Aos 11 anos, mudou-se para Montes Claros e começou a trabalhar em casas de família, fazendo serviço doméstico. “Vim trabalhar na casa dos outros para ganhar roupa. Também recebia uma remuneração, mas muito baixa. “Se o salário hoje em dia é R$ 1.300, eles me davam algo como R$ 200, só para dizer que estavam me dando (pagando). Aí, eu fazia uma feirinha e mandava pro meu pai, que nem sempre tinha como trabalhar, pois na época da seca quase não havia serviço pra ninguém”, recorda.
Aos 16 anos, Teresa se casou e, “querendo vencer na vida”, deixou o serviço doméstico. “Eu não estava aguentando mais trabalhar na casa dos outros. Era muito sofrido. Não era como hoje. Hoje em dia é melhor, a pessoa trabalha e tem a lei (trabalhista) que protege (o trabalhador). Antigamente, não tinha nada não. Teve casa onde trabalhei que nem comida tinha pra mim”.

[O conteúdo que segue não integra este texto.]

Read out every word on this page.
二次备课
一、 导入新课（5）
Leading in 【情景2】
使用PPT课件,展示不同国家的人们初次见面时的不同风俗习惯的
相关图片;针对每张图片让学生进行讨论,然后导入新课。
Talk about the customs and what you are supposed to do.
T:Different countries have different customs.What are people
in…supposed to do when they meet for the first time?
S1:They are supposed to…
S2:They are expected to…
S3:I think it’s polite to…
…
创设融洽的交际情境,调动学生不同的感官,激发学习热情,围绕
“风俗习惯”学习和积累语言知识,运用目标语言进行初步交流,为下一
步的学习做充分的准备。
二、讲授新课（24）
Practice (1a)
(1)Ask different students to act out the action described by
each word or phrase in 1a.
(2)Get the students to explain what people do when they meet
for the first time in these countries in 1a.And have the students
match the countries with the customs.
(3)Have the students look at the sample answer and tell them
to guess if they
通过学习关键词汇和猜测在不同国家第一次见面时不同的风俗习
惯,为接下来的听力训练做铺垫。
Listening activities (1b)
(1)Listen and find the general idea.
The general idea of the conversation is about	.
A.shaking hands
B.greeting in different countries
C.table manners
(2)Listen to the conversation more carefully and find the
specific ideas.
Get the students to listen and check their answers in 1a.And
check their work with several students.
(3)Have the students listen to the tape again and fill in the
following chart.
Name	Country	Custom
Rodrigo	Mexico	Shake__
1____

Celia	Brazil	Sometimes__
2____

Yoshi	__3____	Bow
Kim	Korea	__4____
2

O primeiro negócio próprio veio logo depois do casamento: a venda de cana descascada e cortada (em “rolete”) à beira de campos de futebol amador da cidade e no Ginásio Darcy Ribeiro (Praça de Esportes). Pouco tempo depois, passou a trabalhar com o carrinho de pipoca. E não faltaram dificuldades. “Meu carrinho era de madeira e nem vidro tinha”.
A moradora afirma que o suado dinheirinho que ganha com venda de pipoca ajuda a pagar todas as despesas de sua casa, incluindo alimentação e contas de água e luz. “Sei que não é muito, Mas todo pouco que a gente ganha é sagrado. A gente quer agradecer a Deus e tocar o barco pra frente”.
A dona do carrinho de pipoca continua ajudando os filhos já adultos. “Na época da pandemia (da COVID-19), todos meus filhos ficaram sem serviço e não arrumaram bicos nem nada. A única coisa de que eles se valeram foi junto comigo aqui e comer o que eu tinha para oferecer”, revela Teresa. Atualmente, ela cria três netas e uma bisneta, além de contribuir no sustento dos filhos. O marido dela mora em um pequeno sítio, no município de Capitão Enéas (na mesma região). “A pessoa tem que ter boa vontade e coragem para lutar e trabalhar. Se cruzar os braços e ficar esperando as coisas caírem do céu, não consegue nada”, ensina.